Improved testing, given the independency and smaller size of services. Paucity of developer tools capable of supporting distributed deployment.
Enables CI/CD deployment as complex applications, updates, and bug fixes can be released faster. Special code needs to be written for communication effectiveness between modules.

 

Best Practices of Using Microservices for Cloud-Native Applications

Microservices have proved to be a boon in simplifying the complex, distributed applications critical to an organization’s existence. For one, they make it easier to build applications as a stack of services capable of being independently developed, scaled, and tested. Despite all their advantages, there are some considerations that organizations should be aware of.

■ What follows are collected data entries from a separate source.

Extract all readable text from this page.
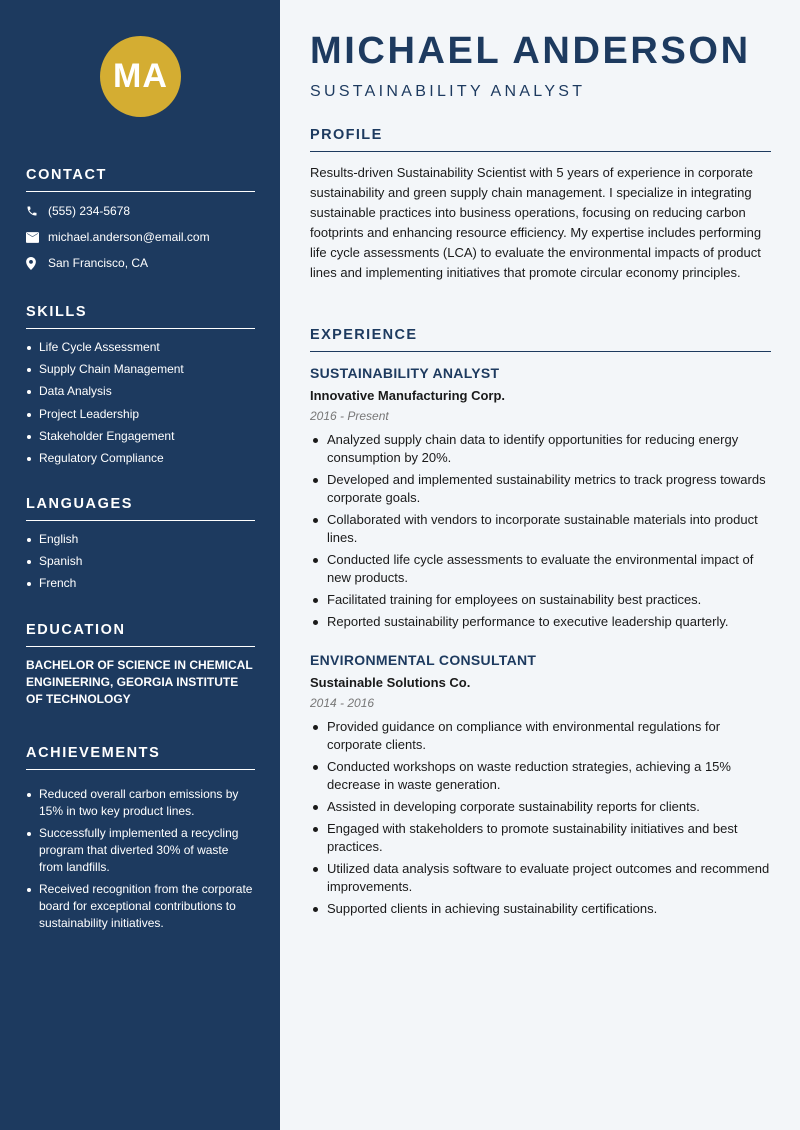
MA
CONTACT
(555) 234-5678
michael.anderson@email.com
San Francisco, CA
SKILLS
Life Cycle Assessment
Supply Chain Management
Data Analysis
Project Leadership
Stakeholder Engagement
Regulatory Compliance
LANGUAGES
English
Spanish
French
EDUCATION

BACHELOR OF SCIENCE IN CHEMICAL ENGINEERING, GEORGIA INSTITUTE OF TECHNOLOGY

ACHIEVEMENTS
Reduced overall carbon emissions by 15% in two key product lines.
Successfully implemented a recycling program that diverted 30% of waste from landfills.
Received recognition from the corporate board for exceptional contributions to sustainability initiatives.
MICHAEL ANDERSON
SUSTAINABILITY ANALYST
PROFILE

Results-driven Sustainability Scientist with 5 years of experience in corporate sustainability and green supply chain management. I specialize in integrating sustainable practices into business operations, focusing on reducing carbon footprints and enhancing resource efficiency. My expertise includes performing life cycle assessments (LCA) to evaluate the environmental impacts of product lines and implementing initiatives that promote circular economy principles.

EXPERIENCE
SUSTAINABILITY ANALYST
Innovative Manufacturing Corp.
2016 - Present
Analyzed supply chain data to identify opportunities for reducing energy consumption by 20%.
Developed and implemented sustainability metrics to track progress towards corporate goals.
Collaborated with vendors to incorporate sustainable materials into product lines.
Conducted life cycle assessments to evaluate the environmental impact of new products.
Facilitated training for employees on sustainability best practices.
Reported sustainability performance to executive leadership quarterly.
ENVIRONMENTAL CONSULTANT
Sustainable Solutions Co.
2014 - 2016
Provided guidance on compliance with environmental regulations for corporate clients.
Conducted workshops on waste reduction strategies, achieving a 15% decrease in waste generation.
Assisted in developing corporate sustainability reports for clients.
Engaged with stakeholders to promote sustainability initiatives and best practices.
Utilized data analysis software to evaluate project outcomes and recommend improvements.
Supported clients in achieving sustainability certifications.
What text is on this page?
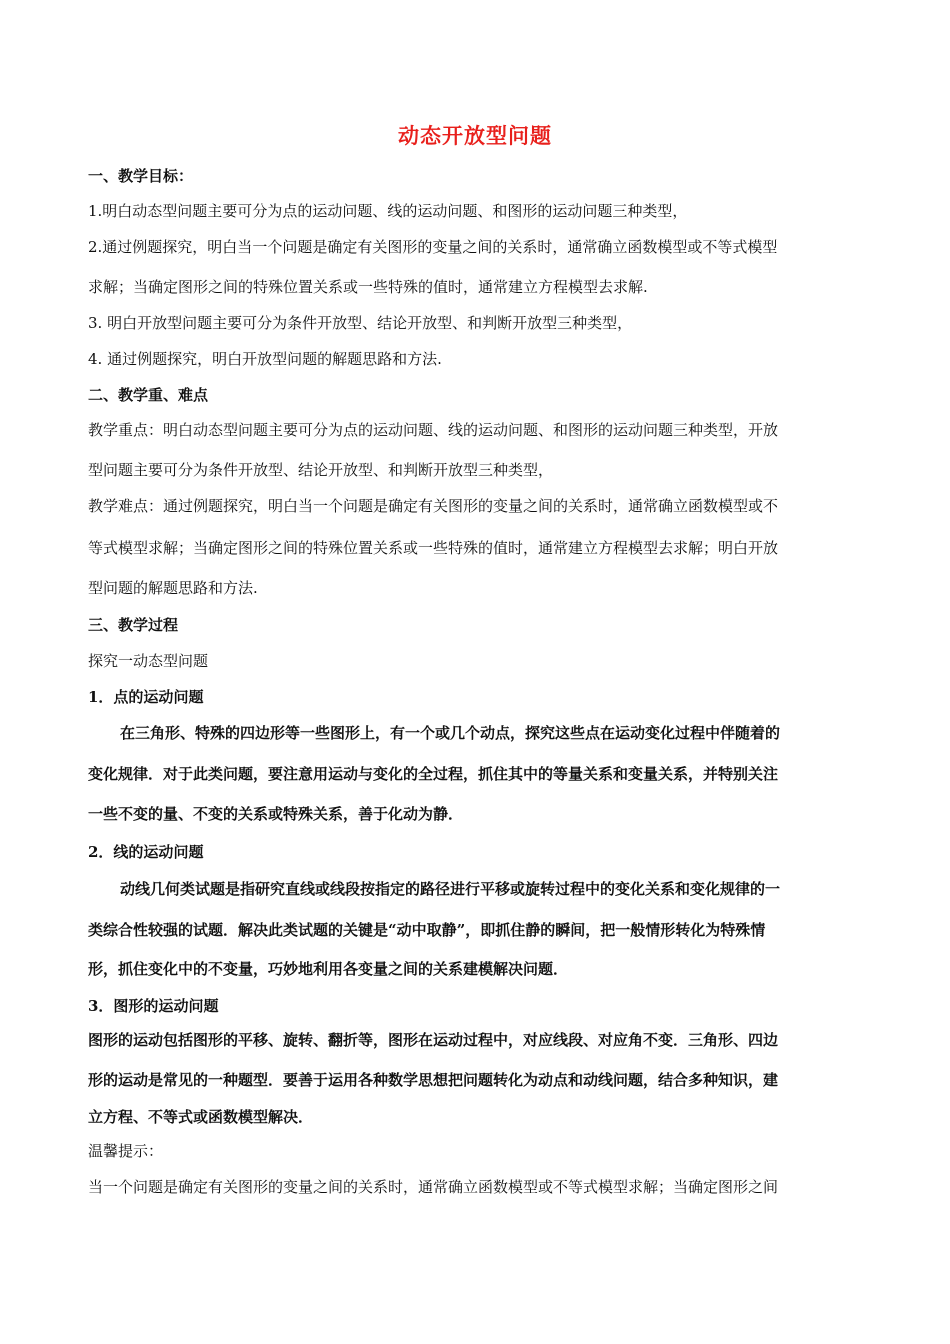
动态开放型问题
一、教学目标：
1.明白动态型问题主要可分为点的运动问题、线的运动问题、和图形的运动问题三种类型，
2.通过例题探究，明白当一个问题是确定有关图形的变量之间的关系时，通常确立函数模型或不等式模型
求解；当确定图形之间的特殊位置关系或一些特殊的值时，通常建立方程模型去求解.
3. 明白开放型问题主要可分为条件开放型、结论开放型、和判断开放型三种类型，
4. 通过例题探究，明白开放型问题的解题思路和方法.
二、教学重、难点
教学重点：明白动态型问题主要可分为点的运动问题、线的运动问题、和图形的运动问题三种类型，开放
型问题主要可分为条件开放型、结论开放型、和判断开放型三种类型，
教学难点：通过例题探究，明白当一个问题是确定有关图形的变量之间的关系时，通常确立函数模型或不
等式模型求解；当确定图形之间的特殊位置关系或一些特殊的值时，通常建立方程模型去求解；明白开放
型问题的解题思路和方法.
三、教学过程
探究一动态型问题
1．点的运动问题
在三角形、特殊的四边形等一些图形上，有一个或几个动点，探究这些点在运动变化过程中伴随着的
变化规律．对于此类问题，要注意用运动与变化的全过程，抓住其中的等量关系和变量关系，并特别关注
一些不变的量、不变的关系或特殊关系，善于化动为静．
2．线的运动问题
动线几何类试题是指研究直线或线段按指定的路径进行平移或旋转过程中的变化关系和变化规律的一
类综合性较强的试题．解决此类试题的关键是“动中取静”，即抓住静的瞬间，把一般情形转化为特殊情
形，抓住变化中的不变量，巧妙地利用各变量之间的关系建模解决问题．
3．图形的运动问题
图形的运动包括图形的平移、旋转、翻折等，图形在运动过程中，对应线段、对应角不变．三角形、四边
形的运动是常见的一种题型．要善于运用各种数学思想把问题转化为动点和动线问题，结合多种知识，建
立方程、不等式或函数模型解决．
温馨提示：
当一个问题是确定有关图形的变量之间的关系时，通常确立函数模型或不等式模型求解；当确定图形之间
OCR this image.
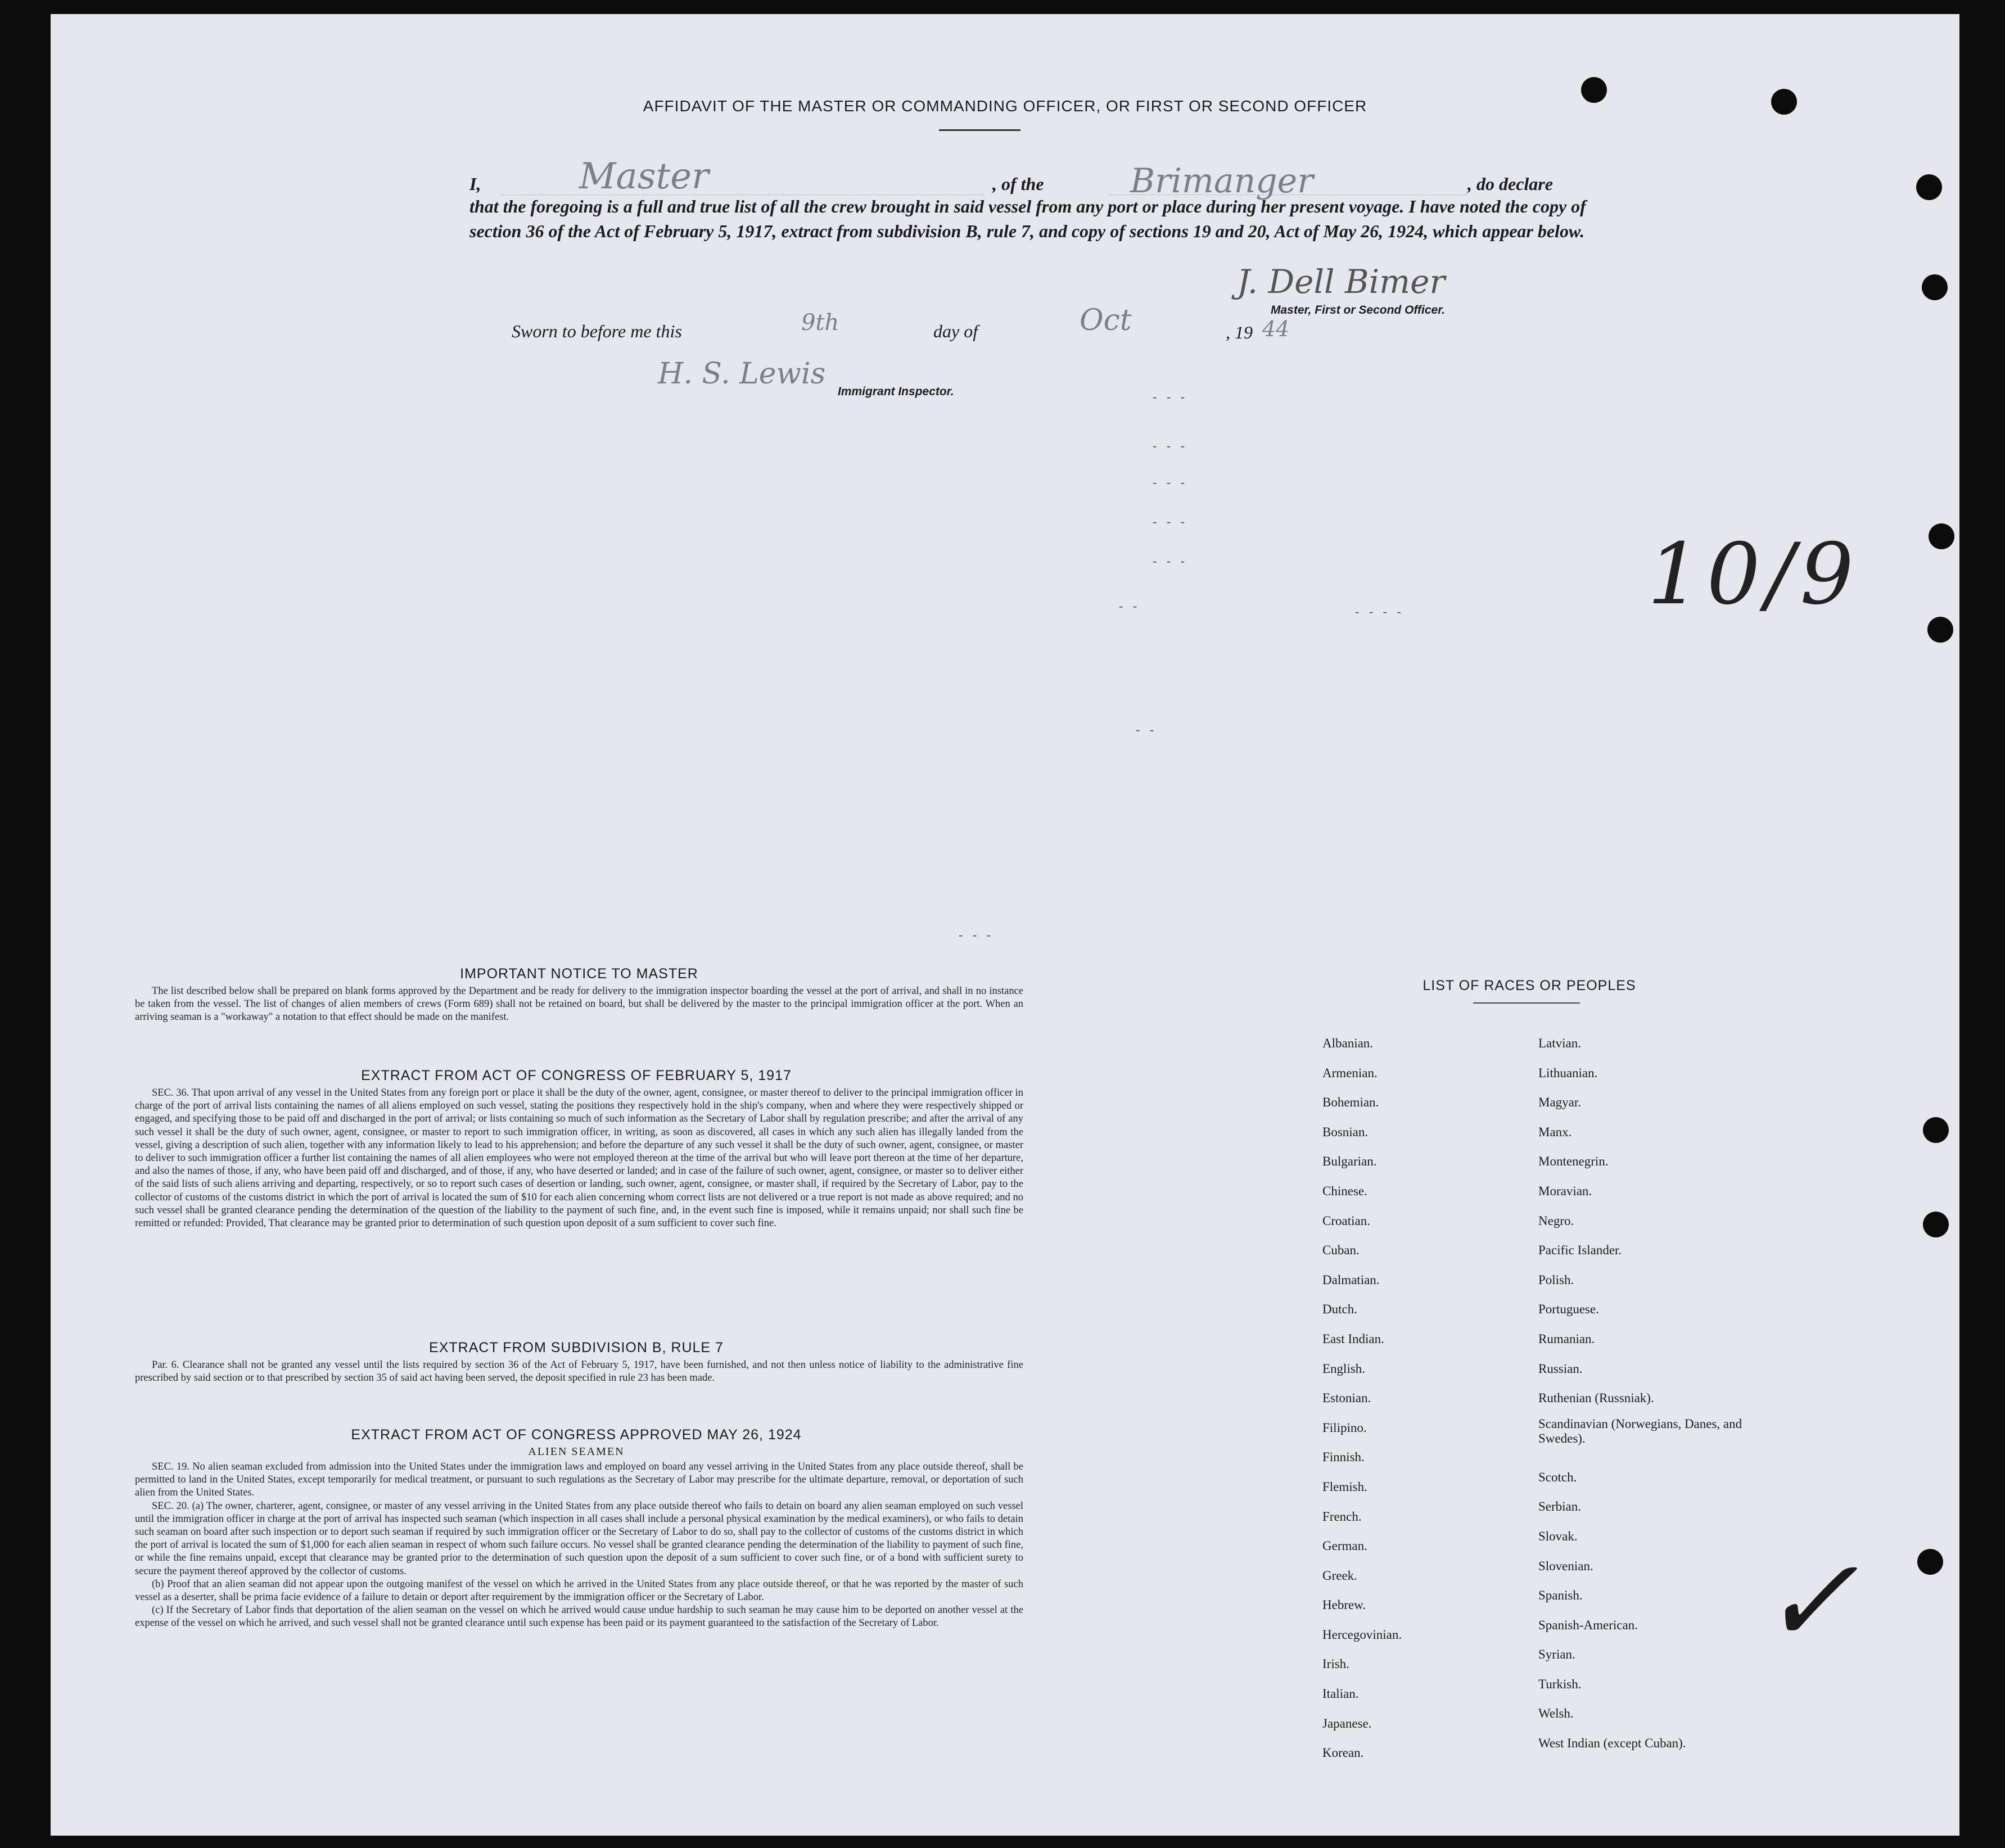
AFFIDAVIT OF THE MASTER OR COMMANDING OFFICER, OR FIRST OR SECOND OFFICER
I,	Master	, of the	Brimanger	, do declare
that the foregoing is a full and true list of all the crew brought in said vessel from any port or place during her present voyage. I have noted the copy of section 36 of the Act of February 5, 1917, extract from subdivision B, rule 7, and copy of sections 19 and 20, Act of May 26, 1924, which appear below.
J. Dell Bimer
Master, First or Second Officer.
Sworn to before me this	9th	day of	Oct	, 19 44
H. S. Lewis
Immigrant Inspector.
10/9
✓
- - -
- - -
- - -
- - -
- - -
- -	- - - -
- -
- - -
IMPORTANT NOTICE TO MASTER
The list described below shall be prepared on blank forms approved by the Department and be ready for delivery to the immigration inspector boarding the vessel at the port of arrival, and shall in no instance be taken from the vessel. The list of changes of alien members of crews (Form 689) shall not be retained on board, but shall be delivered by the master to the principal immigration officer at the port. When an arriving seaman is a "workaway" a notation to that effect should be made on the manifest.
EXTRACT FROM ACT OF CONGRESS OF FEBRUARY 5, 1917
SEC. 36. That upon arrival of any vessel in the United States from any foreign port or place it shall be the duty of the owner, agent, consignee, or master thereof to deliver to the principal immigration officer in charge of the port of arrival lists containing the names of all aliens employed on such vessel, stating the positions they respectively hold in the ship's company, when and where they were respectively shipped or engaged, and specifying those to be paid off and discharged in the port of arrival; or lists containing so much of such information as the Secretary of Labor shall by regulation prescribe; and after the arrival of any such vessel it shall be the duty of such owner, agent, consignee, or master to report to such immigration officer, in writing, as soon as discovered, all cases in which any such alien has illegally landed from the vessel, giving a description of such alien, together with any information likely to lead to his apprehension; and before the departure of any such vessel it shall be the duty of such owner, agent, consignee, or master to deliver to such immigration officer a further list containing the names of all alien employees who were not employed thereon at the time of the arrival but who will leave port thereon at the time of her departure, and also the names of those, if any, who have been paid off and discharged, and of those, if any, who have deserted or landed; and in case of the failure of such owner, agent, consignee, or master so to deliver either of the said lists of such aliens arriving and departing, respectively, or so to report such cases of desertion or landing, such owner, agent, consignee, or master shall, if required by the Secretary of Labor, pay to the collector of customs of the customs district in which the port of arrival is located the sum of $10 for each alien concerning whom correct lists are not delivered or a true report is not made as above required; and no such vessel shall be granted clearance pending the determination of the question of the liability to the payment of such fine, and, in the event such fine is imposed, while it remains unpaid; nor shall such fine be remitted or refunded: Provided, That clearance may be granted prior to determination of such question upon deposit of a sum sufficient to cover such fine.
EXTRACT FROM SUBDIVISION B, RULE 7
Par. 6. Clearance shall not be granted any vessel until the lists required by section 36 of the Act of February 5, 1917, have been furnished, and not then unless notice of liability to the administrative fine prescribed by said section or to that prescribed by section 35 of said act having been served, the deposit specified in rule 23 has been made.
EXTRACT FROM ACT OF CONGRESS APPROVED MAY 26, 1924
ALIEN SEAMEN
SEC. 19. No alien seaman excluded from admission into the United States under the immigration laws and employed on board any vessel arriving in the United States from any place outside thereof, shall be permitted to land in the United States, except temporarily for medical treatment, or pursuant to such regulations as the Secretary of Labor may prescribe for the ultimate departure, removal, or deportation of such alien from the United States.
SEC. 20. (a) The owner, charterer, agent, consignee, or master of any vessel arriving in the United States from any place outside thereof who fails to detain on board any alien seaman employed on such vessel until the immigration officer in charge at the port of arrival has inspected such seaman (which inspection in all cases shall include a personal physical examination by the medical examiners), or who fails to detain such seaman on board after such inspection or to deport such seaman if required by such immigration officer or the Secretary of Labor to do so, shall pay to the collector of customs of the customs district in which the port of arrival is located the sum of $1,000 for each alien seaman in respect of whom such failure occurs. No vessel shall be granted clearance pending the determination of the liability to payment of such fine, or while the fine remains unpaid, except that clearance may be granted prior to the determination of such question upon the deposit of a sum sufficient to cover such fine, or of a bond with sufficient surety to secure the payment thereof approved by the collector of customs.
(b) Proof that an alien seaman did not appear upon the outgoing manifest of the vessel on which he arrived in the United States from any place outside thereof, or that he was reported by the master of such vessel as a deserter, shall be prima facie evidence of a failure to detain or deport after requirement by the immigration officer or the Secretary of Labor.
(c) If the Secretary of Labor finds that deportation of the alien seaman on the vessel on which he arrived would cause undue hardship to such seaman he may cause him to be deported on another vessel at the expense of the vessel on which he arrived, and such vessel shall not be granted clearance until such expense has been paid or its payment guaranteed to the satisfaction of the Secretary of Labor.
LIST OF RACES OR PEOPLES
Albanian.
Armenian.
Bohemian.
Bosnian.
Bulgarian.
Chinese.
Croatian.
Cuban.
Dalmatian.
Dutch.
East Indian.
English.
Estonian.
Filipino.
Finnish.
Flemish.
French.
German.
Greek.
Hebrew.
Hercegovinian.
Irish.
Italian.
Japanese.
Korean.
Latvian.
Lithuanian.
Magyar.
Manx.
Montenegrin.
Moravian.
Negro.
Pacific Islander.
Polish.
Portuguese.
Rumanian.
Russian.
Ruthenian (Russniak).
Scandinavian (Norwegians, Danes, and Swedes).
Scotch.
Serbian.
Slovak.
Slovenian.
Spanish.
Spanish-American.
Syrian.
Turkish.
Welsh.
West Indian (except Cuban).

1.Avoiding the one size fits all approach

Choosing to adopt microservices to build cloud-native applications should be based on the organization’s requirements. It is not ideal to choose to use them for all of their applications or none of their applications. This is not a good strategy at all. Far better to evolve and extend current monolithic applications, adding use cases of microservices as they go along, will enable them to avoid starting from scratch.

2.Seeking compatibility to avoid bottlenecks

There is no doubt that microservices architectures tend to introduce greater complexity, compared to traditional monolithic applications.

In use cases where microservices deliver robust outcomes, for instance, diverse technology stacks, resilient boundaries for subsystems, and independent deployment, new bottlenecks—some associated with distributed deployment, including disparate models of data—may appear. Such bottlenecks may also arise from the need to build strong communication between the microservices or achieve consistency.

Thus the complex nature of microservices architectures makes them ideal for only applications that are compatible with them. In use cases involving complex applications or large ones with multiple subsystems, it makes more sense to invest in architectures with greater complexity. This is especially true if organizations are looking for efficient maintenance and long-term agility for their applications on the cloud.

3.Avoiding microservices for simpler apps

For low complexity use cases, it is recommended that organizations continue operating with monolithic applications or adopt even simpler approaches. Evolving from monolithic, organizations should begin by breaking down applications and moving toward microservices carefully by following accepted best practices.

 

Benefits and Challenges

Every new technology brings both benefits and challenges and microservices are no different. Here’s a quick look at the various benefits and challenges of using microservices for cloud-native applications. In this instance, however, it can be rightly argued that the benefits of microservices architectures outweigh their challenges and that solutions such as cloud-native APIs can mitigate most complexities arising from most use cases.

Both small and large organizations are increasingly adopting microservices. According to a social media analytics study by Gartner, microservices architecture mentions increased by over 40% between 2019 and 2020.

As an independent Cloud Services Provider and partner to AWS, Azure, and GCP, Teleglobal is more than familiar with building and optimizing architectures for cloud-native applications. Earlier this year, we leveraged this capability to build a web analytics tool for a next-generation shopping player in the MEA region. We created a state-of-the-art platform using microservices and DevSecOps tools to make it highly resilient and scalable. The platform helped the business optimize its overall costs by 55% as well as improve performance by a staggering 450%!

 

Final Words

While the benefits of a microservices architecture are not in doubt, they do compel organizations to build capabilities for managing their development cycle with greater complexity.

As technology endpoints increase so does the need to adjust security processes. Using microservices architectures allows organizations to gain a competitive edge through cloud-native applications, with cloud-native APIs to reduce complexities related to microservices, and allow simplification and realignment of the digital ecosystem.